On a night when time should be spent mourning Bobbi Kristina, it doesn't seem appropriate to rattle off the names of a bunch of brilliant, talented, beautiful, inspirational people who also died young, of which there are lamentably many. It does seem like the opportunity, however, to reflect on the way we're treating and discussing her own death, and subsequently her own life.
Brown was young, and though no death ever seems fair, young death is often unexpected and shatteringly disorienting. This doesn't mean, though, that in the time Brown did have, she accomplished nothing. It doesn't mean she didn't experience and live and love. And it certainly doesn't mean her life didn't matter — that her singing or work in media or relationships didn't matter — only because it was brief.
When my sister passed away at 29, everyone was quick to lament over the tragedy of a young life lost.

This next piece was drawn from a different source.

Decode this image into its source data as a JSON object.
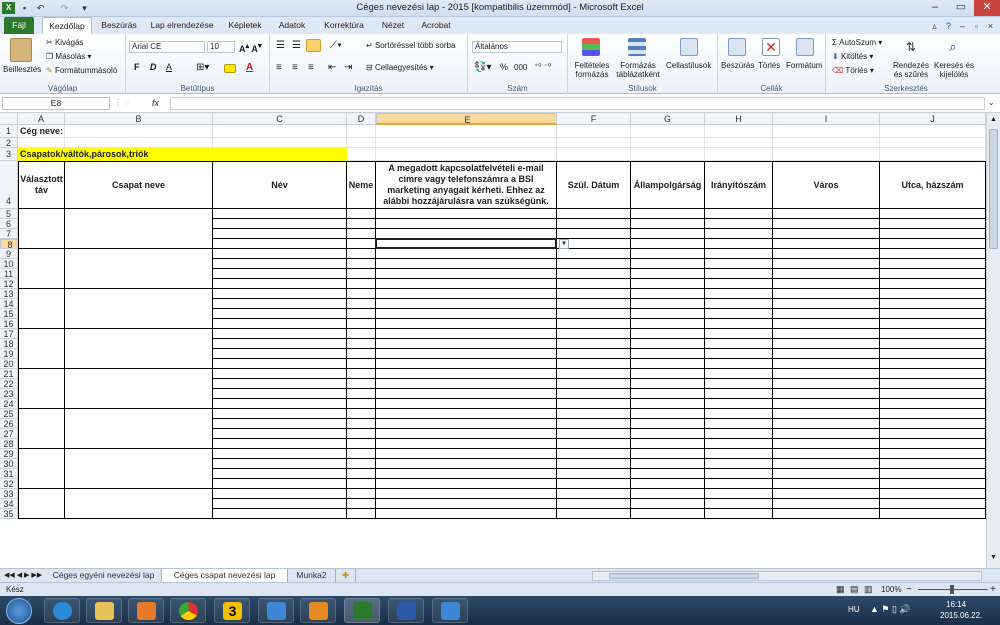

Yet amidst the mourning, I couldn't help but feel like people were so focused on the things she hadn't yet had a chance to do that they couldn't remember the things she'd already done. She was this traveler and chef and fashionista and absolute crazy person, and in 29 years I have no doubt she lived a life's worth of experience, joy, sadness, heartache, and bliss. It wasn't a long life. But it wasn't nothing.
Everyone grieves differently, and though I'm sure some people recover best by letting themselves be consumed by grim reflection, grieving in a way that belittles the person you've lost kind of seems to invalidate their existence. Whenever anyone told me my sister's life was wasted, I felt only anger. I couldn't grasp why they were failing to account for the incredible human she was and the immeasurable influence she had on the people who loved and knew her most. Even on those who didn't. I didn't know Bobbi Kristina Brown, but I'm willing to bet she touched several lives, too.
To mourn in a way that detracts from the character or soul (if you believe in that kind of thing) of the person isn't fair to them. Maybe there are few things that become such an intricate part of your day to day life as losing someone young. Going through that seems to effect everything. But I'm willing to believe that we wouldn't be as devastated for the loss of the young loved ones in our lives had their existences truly meant nothing.